Si Electric Moon, son principal port d'attache, connait une activité scénique relativement soutenue, en attestent ses nombreux lives dont le nombre dépasse celui de ses enregistrements studio, Sula Bassana se fait en revanche beaucoup plus rare sur scène dans le cadre de sa carrière solo. Le concert qu'il a offert le 11 avril 2014 pour le Roadburn, festival devenu en quelques années le pèlerinage obligé pour tous les amateurs de musique plombée ou psyché (mais pas que) fut donc un évènement, performance précieuse qu'il eut été criminel de ne pas capturer.
Comme son nom l'indique, ce premier live du Teuton en constitue le complet témoignage. Pour l'occasion, le bonhomme s'est entouré de trois musiciens qu'il n'a pas eu à chercher trop loin. Sans surprises, on trouve autour de lui la fidèle Komet Lulu (basse), le batteur Marcus Schnitzler et à la seconde guitare, Rainer Neef soit le line-up actuel d'Electric Moon et une moitié de Zone Six.
Le menu s'articule autour de quatre pistes qui ne surprendront pas les aficionados du multi-instrumentiste, tant sa patte reconnaissable entre mille, cosmique et fuzzy, déborde sur chacune d'entre elles. Le terrain est connu mais l'orgasme est là, prêt à jaillir à tout instant, à chaque éruption de cette guitare généreuse noyée sous les effets, à chaque note de synthétiseurs aux couleurs d'un Mellotron antédiluvien.
Amorce démentielle, 'Rainstorm' se veut à la fois spatial et groovy, envolée puissamment hypnotique où le maître de maison s'en donne à coeur joie, faisant cracher de sa guitare des effluves nébuleuses sur fond de rythmique tout en rondeur. On décolle déjà très haut, emporté par un tourbillon psyché que rien ne semble vouloir stopper. 'D-Light', qui lui succède, laisse infuser les influences arabisantes auxquelles nous a souvent habitués Sula, progression tranquille qui sent bon la pipe à eau.

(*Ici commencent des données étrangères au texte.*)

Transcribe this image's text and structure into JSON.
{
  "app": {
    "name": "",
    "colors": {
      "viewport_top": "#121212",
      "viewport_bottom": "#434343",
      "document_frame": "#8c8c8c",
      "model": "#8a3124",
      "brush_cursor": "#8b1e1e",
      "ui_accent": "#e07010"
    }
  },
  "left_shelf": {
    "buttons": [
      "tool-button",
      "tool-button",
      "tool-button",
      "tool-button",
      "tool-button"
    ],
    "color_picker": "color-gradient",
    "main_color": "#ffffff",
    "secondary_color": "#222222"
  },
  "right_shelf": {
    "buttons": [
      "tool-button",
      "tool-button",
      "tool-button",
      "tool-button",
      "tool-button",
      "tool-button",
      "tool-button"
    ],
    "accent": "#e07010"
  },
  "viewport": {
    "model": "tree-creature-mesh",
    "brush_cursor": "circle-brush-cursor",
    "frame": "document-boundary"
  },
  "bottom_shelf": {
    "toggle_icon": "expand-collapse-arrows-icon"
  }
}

Mais le gros morceau (à tous points de vue) est incarné par 'Dark Days', dont les dimensions monumentales - et beaucoup plus imposantes qu'en studio - sonnent comme la promesse d'un voyage coloré vers des paradis artificiels. Du haut de ses 18 minutes au garrot, il est une véritable rampe de lancement, propice à d'interminables arabesques comme à la grande époque, celle des lives où tout pouvait arriver, où chaque titre servait de terreau à un fleurissement aussi fertile qu'halluciné. Perry Rhodan d'un space rock enfumé, le guitariste nous entraîne dans un périple cotonneux où copulent en une partouze astrale six cordes extra-terrestre et claviers hantés. Après une telle apothéose, le bien nommé 'Alienfuzz' ne peut soutenir la comparaison, titre le plus court du lot, mais reste par ses modelés chamarrés un exemple typique de ce rock psyché duveteux.
Moins culte que son homonyme signé Earthless, ce "Live At Roadburn" n'en est moins indispensable pour qui aime Sula Bassana et toute sa famille de musiciens shootés au krautrock.